The refinery is located in part of a former mill building on the north side of the Nashua River, near Nashua Christian Academy.

In a related move, construction should begin in early January in Keene of a biodiesel laboratory and research facility that will be half leased by the city of Keene, which has long been a pioneer in the use of biodiesel in its vehicles, and half by Keene State University.

Batchelder Biodiesel is planning to develop space alongside it for a "community-scale production facility," Langille said. Financing remains a complication.

Despite the struggles, Batch-elder Biodiesel is doing better than many companies in the biodisel industry, which has been hammered by the credit crunch and the fall in oil prices and which has made fossil-fuel-based heating oil and diesel less expensive than biodiesel versions.

A report said 2009 U.S. biodiesel production dropped 31 percent this year, and several biodiesel firms have gone into bankruptcy.

Most of that, however, is corn-based biofuel.
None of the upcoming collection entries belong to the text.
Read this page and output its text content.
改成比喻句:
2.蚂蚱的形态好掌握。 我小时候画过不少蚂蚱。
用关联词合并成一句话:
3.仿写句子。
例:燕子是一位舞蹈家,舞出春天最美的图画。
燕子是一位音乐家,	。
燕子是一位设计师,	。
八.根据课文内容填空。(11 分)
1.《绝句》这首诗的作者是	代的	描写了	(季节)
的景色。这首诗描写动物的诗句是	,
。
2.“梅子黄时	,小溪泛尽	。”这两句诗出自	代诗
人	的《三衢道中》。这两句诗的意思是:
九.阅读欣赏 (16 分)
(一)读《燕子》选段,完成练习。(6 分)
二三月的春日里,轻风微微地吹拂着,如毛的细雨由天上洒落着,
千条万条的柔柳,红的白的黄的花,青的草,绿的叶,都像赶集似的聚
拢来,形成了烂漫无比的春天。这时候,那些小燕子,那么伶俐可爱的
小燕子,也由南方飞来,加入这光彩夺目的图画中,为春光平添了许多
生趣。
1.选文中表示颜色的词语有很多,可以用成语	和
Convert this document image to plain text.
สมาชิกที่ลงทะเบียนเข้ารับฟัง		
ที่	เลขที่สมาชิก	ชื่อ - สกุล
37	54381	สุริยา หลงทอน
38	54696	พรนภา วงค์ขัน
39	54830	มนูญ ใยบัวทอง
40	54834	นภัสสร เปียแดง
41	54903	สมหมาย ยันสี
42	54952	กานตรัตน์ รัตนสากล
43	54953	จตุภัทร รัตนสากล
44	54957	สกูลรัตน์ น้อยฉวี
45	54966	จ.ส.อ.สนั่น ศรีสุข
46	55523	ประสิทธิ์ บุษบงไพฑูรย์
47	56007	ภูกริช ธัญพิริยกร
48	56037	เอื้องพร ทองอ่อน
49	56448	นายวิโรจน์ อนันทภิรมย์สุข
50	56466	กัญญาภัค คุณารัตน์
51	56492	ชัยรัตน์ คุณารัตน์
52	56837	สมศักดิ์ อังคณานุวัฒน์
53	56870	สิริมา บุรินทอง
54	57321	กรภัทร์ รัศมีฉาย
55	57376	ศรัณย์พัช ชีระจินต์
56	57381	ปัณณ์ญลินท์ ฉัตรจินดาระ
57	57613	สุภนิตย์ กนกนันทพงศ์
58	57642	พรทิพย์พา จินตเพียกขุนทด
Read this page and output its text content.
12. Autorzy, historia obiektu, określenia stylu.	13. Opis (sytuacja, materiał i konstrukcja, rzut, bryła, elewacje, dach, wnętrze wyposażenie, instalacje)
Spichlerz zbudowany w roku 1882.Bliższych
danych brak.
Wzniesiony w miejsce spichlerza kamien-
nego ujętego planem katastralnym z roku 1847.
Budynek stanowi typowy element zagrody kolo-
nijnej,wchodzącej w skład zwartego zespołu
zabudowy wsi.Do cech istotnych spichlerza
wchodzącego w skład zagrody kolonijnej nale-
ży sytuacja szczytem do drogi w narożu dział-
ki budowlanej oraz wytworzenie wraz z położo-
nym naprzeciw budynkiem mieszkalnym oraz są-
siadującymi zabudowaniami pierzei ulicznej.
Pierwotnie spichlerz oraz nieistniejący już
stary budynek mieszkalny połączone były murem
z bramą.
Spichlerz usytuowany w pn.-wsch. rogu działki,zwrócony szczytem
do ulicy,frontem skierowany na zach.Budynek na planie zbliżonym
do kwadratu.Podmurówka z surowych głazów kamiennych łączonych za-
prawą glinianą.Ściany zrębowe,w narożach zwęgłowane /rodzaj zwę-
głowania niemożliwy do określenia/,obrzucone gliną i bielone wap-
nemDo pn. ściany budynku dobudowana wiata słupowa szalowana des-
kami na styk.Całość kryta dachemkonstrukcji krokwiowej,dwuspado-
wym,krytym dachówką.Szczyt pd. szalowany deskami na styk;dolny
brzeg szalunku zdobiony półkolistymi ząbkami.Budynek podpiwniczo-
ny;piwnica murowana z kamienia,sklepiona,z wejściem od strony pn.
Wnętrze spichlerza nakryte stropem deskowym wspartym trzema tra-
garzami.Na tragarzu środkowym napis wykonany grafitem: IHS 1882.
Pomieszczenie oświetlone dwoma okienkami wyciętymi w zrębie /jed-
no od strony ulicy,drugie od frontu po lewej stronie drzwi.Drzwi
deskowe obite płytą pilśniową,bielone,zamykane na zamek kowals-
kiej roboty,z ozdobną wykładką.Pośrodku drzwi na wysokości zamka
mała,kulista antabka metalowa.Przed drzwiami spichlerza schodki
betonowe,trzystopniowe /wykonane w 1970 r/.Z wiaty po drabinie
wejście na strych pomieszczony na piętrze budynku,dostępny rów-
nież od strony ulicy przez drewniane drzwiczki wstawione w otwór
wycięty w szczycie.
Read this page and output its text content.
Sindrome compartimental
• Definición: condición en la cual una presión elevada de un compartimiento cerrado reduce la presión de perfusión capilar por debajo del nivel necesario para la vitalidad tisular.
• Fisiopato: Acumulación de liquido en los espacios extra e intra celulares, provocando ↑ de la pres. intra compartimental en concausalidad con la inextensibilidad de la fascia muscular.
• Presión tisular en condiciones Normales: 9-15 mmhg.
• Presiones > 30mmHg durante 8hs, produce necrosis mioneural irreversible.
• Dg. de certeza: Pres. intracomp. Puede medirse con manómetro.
Batchelder's use of "brown grease" that would otherwise be taken to a landfill makes the technology more difficult but the cost structure a little easier.

"We have a little bit of an advantage, since the incoming product is all waste stream," Langille said. "Not having to pay for raw materials is a help."

The refinery plans to get used grease from restaurants, collected by Stewart Septic, of Bradford, Mass. The firm filters out solids and similar material, then delivers it to the refinery, where it's stored in 2,000-gallon tanks.

The is heated to 135 degrees and mixed with methoxide, which acts as a catalyst to help the various chemicals separate.

That mix is sent up a separator column, a basic piece of equipment for refineries. As it moves up the column, different compounds separate out at different temperatures and pressures, including water, which is reused, and glycerol, which the refinery will burn to help fuel the heater.

Rymes Propane & Oils, which has sold biodiesel in New Hampshire since 2004, will sell the product at the retail level.